We have found that, for a cost comparable with that of a modest teaching telescope, it is possible to build a cosmic ray muon detector which allows students both to directly study an aspect of particle astrophysics and to see that our own Sun exhibits aperiodic and violent phenomena. They can also see that those phenomena are related to observational optical and radio astronomy and that they have geophysical consequences.

We were led to this work by our background in cosmic ray techniques and by a need to develop modestly priced equipment for student project work at levels from short high school projects through projects at all undergraduate levels to Masters research. The simple muon detection and recording system described below has proved to be understandable to students and, through its continual time variations, to be of continuing interest.

2. Cosmic Ray Muons

The vast majority of cosmic ray particles in space are charged nuclei. Their composition is dominated by hydrogen nuclei (protons) and their overall nuclear abundances are rather similar to the universal abundances found in nature. The exception to this is that some nuclei (Li, Be, B) are found in excess in cosmic rays as a result of the break up (spallation) of cosmic ray particles in their multi-million year passage to us. Such cosmic rays may reach the upper layers of our atmosphere where they interact with atmospheric nuclei. Those interactions, like most high energy particle interactions, produce pions and many of those pions decay to muons which then penetrate the atmosphere. Background material on this and other cosmic ray physics at an undergraduate level can be found in Clay and Dawson (1997).

Those primary interaction processes occur high in the atmosphere but the resulting secondary muons interact little with the intervening atmosphere except through a progressive loss of energy by ionisation. Thus, many reach ground level where they can be detected. These muons represent about half of the radiation burden of our bodies at sea level.

Due to the steep energy spectrum of cosmic ray particles, the majority of the muons which are detectable at ground level result from the interactions of rather low energy cosmic ray particles with our atmosphere. Those particles, with energies in the GeV range, can be severely affected by heliospheric magnetic fields and their intensity at the Earth reflects the state of the variable heliospheric plasma. In turn, the intensity of the muons at ground level is thus modulated by the state of the heliosphere.

3. A Simple Muon Detector

Many teaching laboratories have exercises in which students record cosmic ray muons with a simple geiger counter and use the resulting counts as an exercise (often tedious) to examine the properties of the poisson distribution. Geiger counters have too small a collecting area for astrophysical studies in which we need a sufficient count rate to be able to study intensity variations at the level of a fraction of a per cent above the statistical noise due to the poisson process. However, the principle of a laboratory muon detector for astrophysics is still very simple and uses some of the counting concepts of the geiger counter experiment in which each pulse is treated equally and is assumed to result from the passage of a muon.

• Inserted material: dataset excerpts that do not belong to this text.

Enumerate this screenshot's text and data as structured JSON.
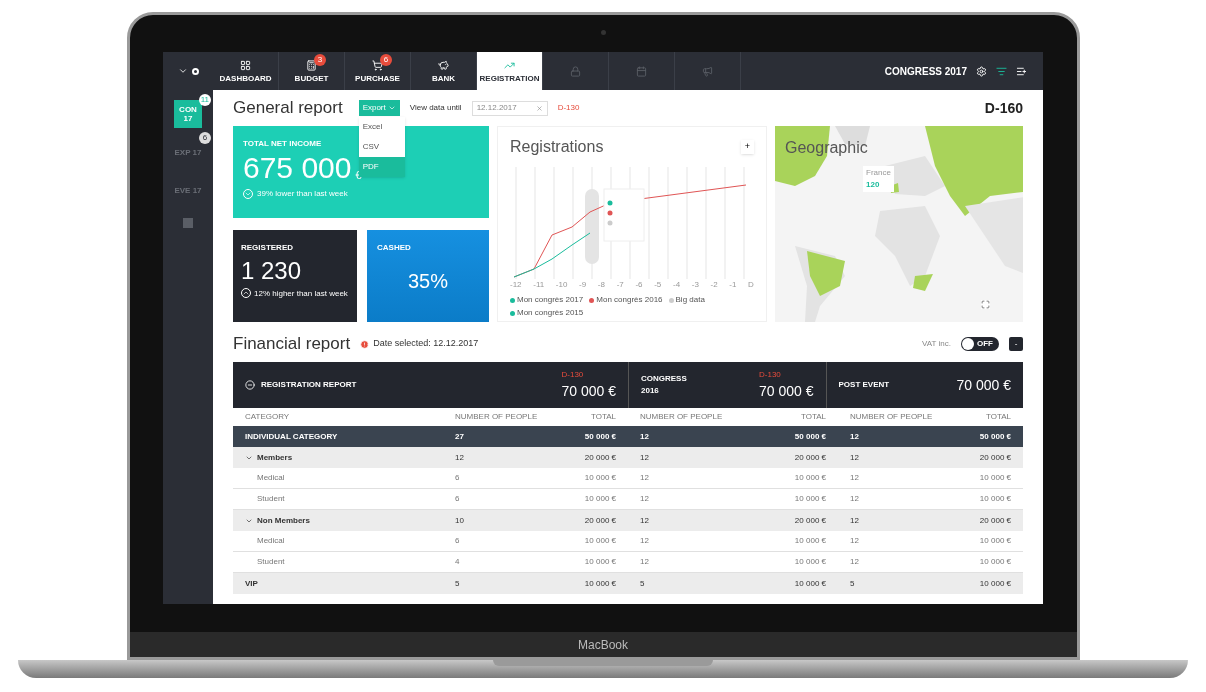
{
  "laptop": {
    "label": "MacBook"
  },
  "topbar": {
    "event": "CONGRESS 2017"
  },
  "tabs": [
    {
      "label": "DASHBOARD",
      "selected": false,
      "disabled": false
    },
    {
      "label": "BUDGET",
      "badge": "3",
      "selected": false,
      "disabled": false
    },
    {
      "label": "PURCHASE",
      "badge": "6",
      "selected": false,
      "disabled": false
    },
    {
      "label": "BANK",
      "selected": false,
      "disabled": false
    },
    {
      "label": "REGISTRATION",
      "selected": true,
      "disabled": false
    },
    {
      "selected": false,
      "disabled": true
    },
    {
      "selected": false,
      "disabled": true
    },
    {
      "selected": false,
      "disabled": true
    }
  ],
  "sidebar": [
    {
      "label": "CON 17",
      "badge": "11",
      "selected": true
    },
    {
      "label": "EXP 17",
      "badge": "6",
      "selected": false
    },
    {
      "label": "EVE 17",
      "selected": false
    }
  ],
  "general": {
    "title": "General report",
    "export": "Export",
    "export_items": [
      {
        "label": "Excel",
        "selected": false
      },
      {
        "label": "CSV",
        "selected": false
      },
      {
        "label": "PDF",
        "selected": true
      }
    ],
    "view_label": "View data until",
    "date": "12.12.2017",
    "countdown_small": "D-130",
    "countdown": "D-160"
  },
  "income": {
    "label": "TOTAL NET INCOME",
    "value": "675 000",
    "unit": "€",
    "note": "39% lower than last week"
  },
  "registered": {
    "label": "REGISTERED",
    "value": "1 230",
    "note": "12% higher than last week"
  },
  "cashed": {
    "label": "CASHED",
    "value": "35%"
  },
  "registrations": {
    "title": "Registrations",
    "add": "+",
    "x_labels": [
      "-12",
      "-11",
      "-10",
      "-9",
      "-8",
      "-7",
      "-6",
      "-5",
      "-4",
      "-3",
      "-2",
      "-1",
      "D"
    ],
    "legend": [
      {
        "label": "Mon congrès 2017",
        "color": "#1abc9c"
      },
      {
        "label": "Mon congrès 2016",
        "color": "#e05555"
      },
      {
        "label": "Big data",
        "color": "#cccccc"
      },
      {
        "label": "Mon congrès 2015",
        "color": "#1abc9c"
      }
    ]
  },
  "geographic": {
    "title": "Geographic",
    "tooltip_country": "France",
    "tooltip_value": "120"
  },
  "financial": {
    "title": "Financial report",
    "date_note": "Date selected: 12.12.2017",
    "vat_label": "VAT inc.",
    "vat_state": "OFF",
    "vat_on": false,
    "collapse": "-"
  },
  "report_header": [
    {
      "title": "REGISTRATION REPORT",
      "tag": "D-130",
      "amount": "70 000 €"
    },
    {
      "title": "CONGRESS 2016",
      "tag": "D-130",
      "amount": "70 000 €"
    },
    {
      "title": "POST EVENT",
      "amount": "70 000 €"
    }
  ],
  "columns": [
    "CATEGORY",
    "NUMBER OF PEOPLE",
    "TOTAL",
    "NUMBER OF PEOPLE",
    "TOTAL",
    "NUMBER OF PEOPLE",
    "TOTAL"
  ],
  "rows": [
    {
      "kind": "group",
      "cells": [
        "INDIVIDUAL CATEGORY",
        "27",
        "50 000 €",
        "12",
        "50 000 €",
        "12",
        "50 000 €"
      ]
    },
    {
      "kind": "section",
      "expanded": true,
      "cells": [
        "Members",
        "12",
        "20 000 €",
        "12",
        "20 000 €",
        "12",
        "20 000 €"
      ]
    },
    {
      "kind": "item",
      "cells": [
        "Medical",
        "6",
        "10 000 €",
        "12",
        "10 000 €",
        "12",
        "10 000 €"
      ]
    },
    {
      "kind": "item",
      "cells": [
        "Student",
        "6",
        "10 000 €",
        "12",
        "10 000 €",
        "12",
        "10 000 €"
      ]
    },
    {
      "kind": "section",
      "expanded": true,
      "cells": [
        "Non Members",
        "10",
        "20 000 €",
        "12",
        "20 000 €",
        "12",
        "20 000 €"
      ]
    },
    {
      "kind": "item",
      "cells": [
        "Medical",
        "6",
        "10 000 €",
        "12",
        "10 000 €",
        "12",
        "10 000 €"
      ]
    },
    {
      "kind": "item",
      "cells": [
        "Student",
        "4",
        "10 000 €",
        "12",
        "10 000 €",
        "12",
        "10 000 €"
      ]
    },
    {
      "kind": "subsection",
      "cells": [
        "VIP",
        "5",
        "10 000 €",
        "5",
        "10 000 €",
        "5",
        "10 000 €"
      ]
    }
  ]
}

The muons are detected by detecting the brief flash of light which they produce when passing through a piece of plastic scintillator. Such scintillator is commonly used in large quantities in high energy physics laboratories and is cheap compared with sodium iodide which is required for gamma-ray studies. We have purchased scintillator from common high energy physics suppliers but we have also been given surplus material from such laboratories. For the purpose of this experiment, the scintillator can be rather old and somewhat yellowed and still perform perfectly well even though it may be regarded as unsuitable for high energy physics. The light from the scintillator is detected using a photomultiplier tube. Again, most conventional tube types are adequate for this purpose.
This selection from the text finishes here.